You might remember the beginning of this story from 2004, when we first reported on Skysails' project. The ship won't be entirely wind propelled, the kite will assist a standard diesel engine, but given the right wind conditions, the technique could save up to 50% of the ship's diesel requirements.
Ships are a great example of the difficulty in putting abundant energy to use. As the world's 50,000 merchant container ships cross the ocean they are constantly surrounded by energy: waves soar past, ocean currents channel massive volumes of water (and temperature) around the globe, winds swirl overhead, and of course, the sun bears down. Despite this, most ships carry and burn fossil fuels to reach their destination. Piggy-backing on the plentiful power from one of the abundant forces is an engineering dream, and constitutes an economic and environmental breakthrough.
The breakthrough is that despite being at the peak of oil extraction right now, it's already cheaper to move the 'My Beluga Skysail' vessel with wind power than it is to move it on diesel. To be precise, Beluga expects to save around $1600 on fuel every day - a saving that will have funded the system's deployment costs in three years.
So let's work with that figure - $1600 per day - from the perspective of the most conservative accountant we can imagine. Ships of this type usually serve for 20 to 30 years, so let's say it lasts for 20 (despite that hybridisation may reduce engine maintenance requirements). We'll say that the kite system cost $1m to set up (it cost around $725,000), and that it will need to be fully replaced once (so allow $2m). Most conservatively of all, we'll say that the price of oil remains stable at today's super-low prices for the ship's entire lifespan. What's the cash saving? Ten million dollars per vessel.
I'm not an accountant, but what I hear in that is that it's possible to save tonnes of oil from being wasted on transport - on every converted ship, every day. The opportunity here is profound - the 800 million tonnes of CO2 emmited each year from merchant ships is 5% of the world's total. If that doesn't excite you, or you're concerned that one ship is not enough, consider what competition, further research and another 20 years of rising feul prices could do. Thirty years from now, will all ships look like this?
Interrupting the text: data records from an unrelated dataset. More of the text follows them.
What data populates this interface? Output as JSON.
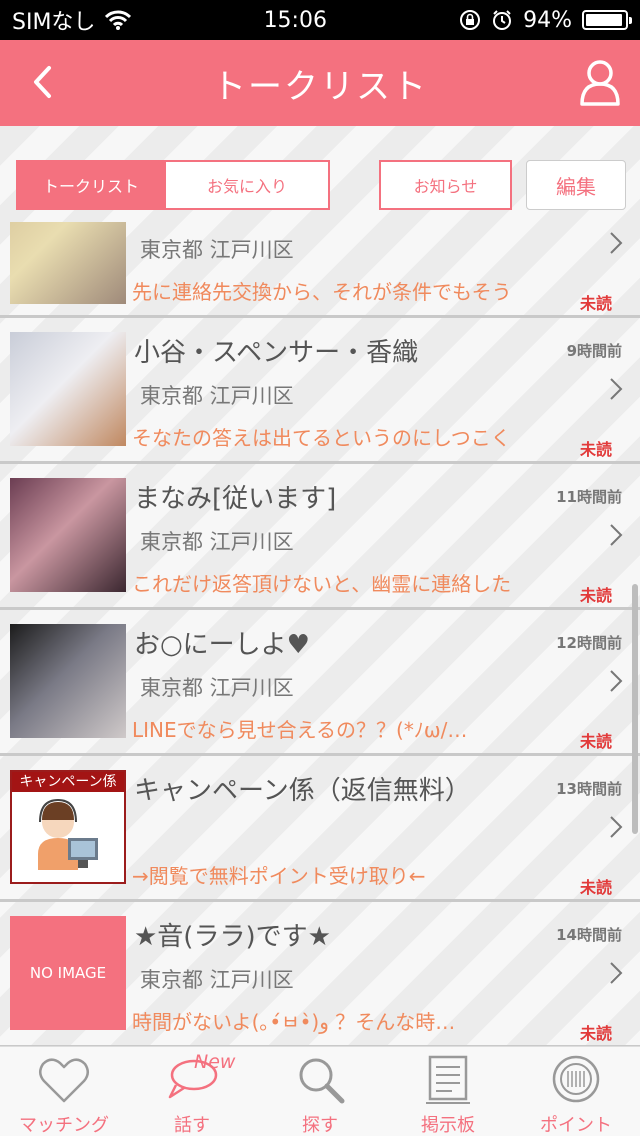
{
  "status_bar": {
    "carrier": "SIMなし",
    "time": "15:06",
    "battery_percent": "94%",
    "battery_level": 0.94
  },
  "header": {
    "title": "トークリスト"
  },
  "tabs": {
    "talk_list": "トークリスト",
    "favorites": "お気に入り",
    "notices": "お知らせ",
    "edit": "編集"
  },
  "threads": [
    {
      "name": "",
      "time": "",
      "location": "東京都 江戸川区",
      "message": "先に連絡先交換から、それが条件でもそう",
      "status": "未読",
      "thumb": "photo"
    },
    {
      "name": "小谷・スペンサー・香織",
      "time": "9時間前",
      "location": "東京都 江戸川区",
      "message": "そなたの答えは出てるというのにしつこく",
      "status": "未読",
      "thumb": "photo"
    },
    {
      "name": "まなみ[従います]",
      "time": "11時間前",
      "location": "東京都 江戸川区",
      "message": "これだけ返答頂けないと、幽霊に連絡した",
      "status": "未読",
      "thumb": "photo"
    },
    {
      "name": "お○にーしよ♥",
      "time": "12時間前",
      "location": "東京都 江戸川区",
      "message": "LINEでなら見せ合えるの？？(*ﾉω/…",
      "status": "未読",
      "thumb": "photo"
    },
    {
      "name": "キャンペーン係（返信無料）",
      "time": "13時間前",
      "location": "",
      "message": "→閲覧で無料ポイント受け取り←",
      "status": "未読",
      "thumb": "campaign",
      "thumb_label": "キャンペーン係"
    },
    {
      "name": "★音(ララ)です★",
      "time": "14時間前",
      "location": "東京都 江戸川区",
      "message": "時間がないよ(｡•́ㅂ•̀)و ？そんな時…",
      "status": "未読",
      "thumb": "noimage",
      "thumb_label": "NO IMAGE"
    }
  ],
  "tabbar": {
    "matching": "マッチング",
    "talk": "話す",
    "talk_badge": "New",
    "search": "探す",
    "board": "掲示板",
    "points": "ポイント"
  },
  "colors": {
    "accent": "#f4717f",
    "message": "#f08a5d",
    "unread": "#e23a3a"
  }
}
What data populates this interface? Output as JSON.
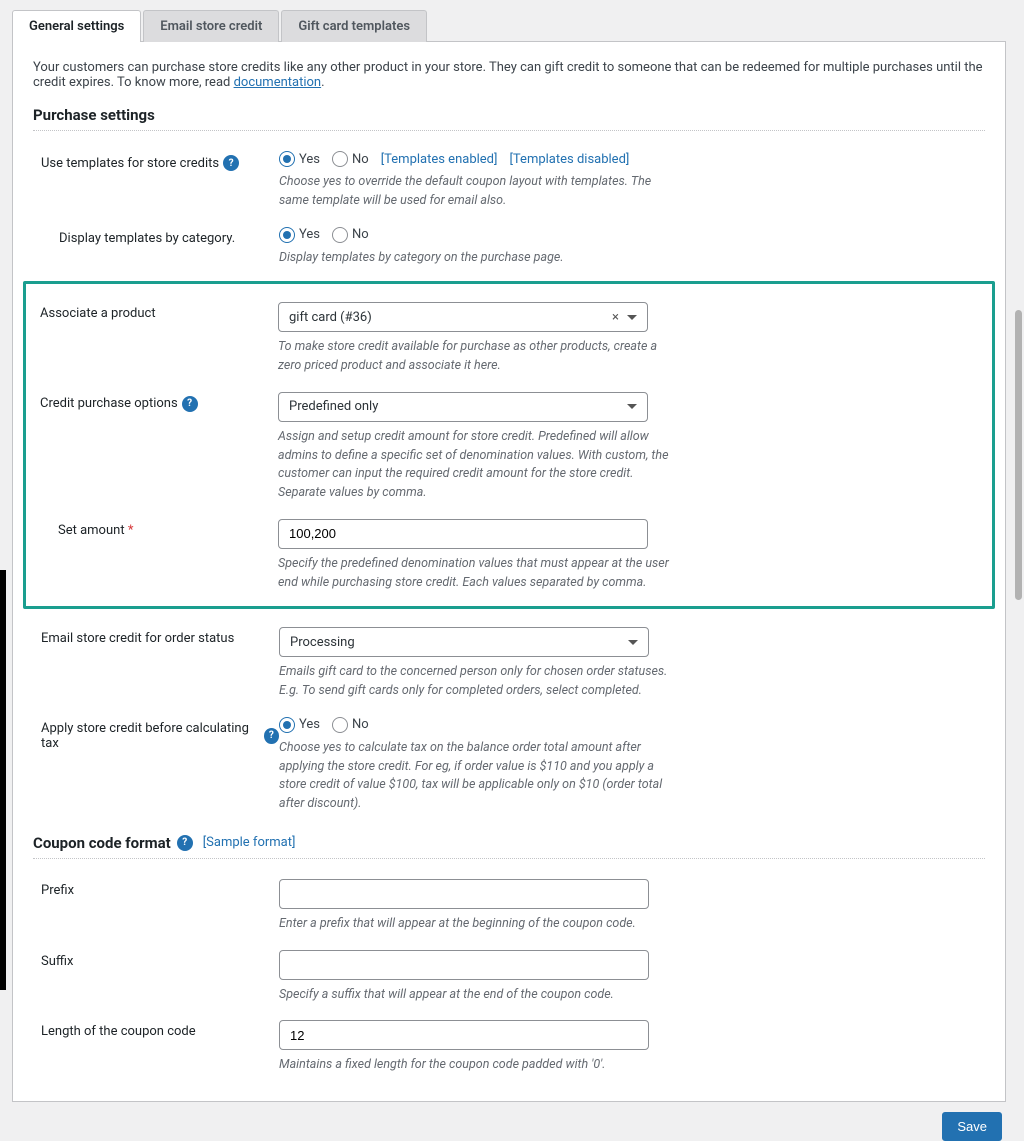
{
  "tabs": {
    "general": "General settings",
    "email": "Email store credit",
    "gift": "Gift card templates"
  },
  "intro": {
    "text1": "Your customers can purchase store credits like any other product in your store. They can gift credit to someone that can be redeemed for multiple purchases until the credit expires. To know more, read ",
    "link": "documentation",
    "text2": "."
  },
  "purchase": {
    "title": "Purchase settings",
    "useTemplates": {
      "label": "Use templates for store credits",
      "yes": "Yes",
      "no": "No",
      "link1": "[Templates enabled]",
      "link2": "[Templates disabled]",
      "help": "Choose yes to override the default coupon layout with templates. The same template will be used for email also."
    },
    "displayByCategory": {
      "label": "Display templates by category.",
      "yes": "Yes",
      "no": "No",
      "help": "Display templates by category on the purchase page."
    },
    "associate": {
      "label": "Associate a product",
      "value": "gift card (#36)",
      "help": "To make store credit available for purchase as other products, create a zero priced product and associate it here."
    },
    "creditOptions": {
      "label": "Credit purchase options",
      "value": "Predefined only",
      "help": "Assign and setup credit amount for store credit. Predefined will allow admins to define a specific set of denomination values. With custom, the customer can input the required credit amount for the store credit. Separate values by comma."
    },
    "setAmount": {
      "label": "Set amount",
      "value": "100,200",
      "help": "Specify the predefined denomination values that must appear at the user end while purchasing store credit. Each values separated by comma."
    },
    "emailStatus": {
      "label": "Email store credit for order status",
      "value": "Processing",
      "help": "Emails gift card to the concerned person only for chosen order statuses. E.g. To send gift cards only for completed orders, select completed."
    },
    "beforeTax": {
      "label": "Apply store credit before calculating tax",
      "yes": "Yes",
      "no": "No",
      "help": "Choose yes to calculate tax on the balance order total amount after applying the store credit. For eg, if order value is $110 and you apply a store credit of value $100, tax will be applicable only on $10 (order total after discount)."
    }
  },
  "coupon": {
    "title": "Coupon code format",
    "sample": "[Sample format]",
    "prefix": {
      "label": "Prefix",
      "value": "",
      "help": "Enter a prefix that will appear at the beginning of the coupon code."
    },
    "suffix": {
      "label": "Suffix",
      "value": "",
      "help": "Specify a suffix that will appear at the end of the coupon code."
    },
    "length": {
      "label": "Length of the coupon code",
      "value": "12",
      "help": "Maintains a fixed length for the coupon code padded with '0'."
    }
  },
  "buttons": {
    "save": "Save"
  },
  "glyph": {
    "close": "×",
    "help": "?",
    "star": "*"
  }
}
Maybe! Beluga plan to build two more kite ships in 2008 and then look to even bigger deployments. SkySails' target is 1500 vessels by 2015.
What's particularly beautiful about kite-powered ships is the remarkable level of energy converstion and efficiency. Unlike the challenges green electricity generation typically faces in capturing and storing electrical energy, the forces on a kite powered ship are delivered by a charmingly low tech solution: ropes. A kite is not a wind version of a hydro dam, the amount of air it actually stops from moving is mathematically negligable. Even once the energy (enough to move a container ship at speed) is removed, the source is still massively abundant and highly available to other ships.
Kite-powered ships are visible on the horizon and will be arriving in port sooner rather than later. I can't wait to see which way the wind blows for the shipping industry.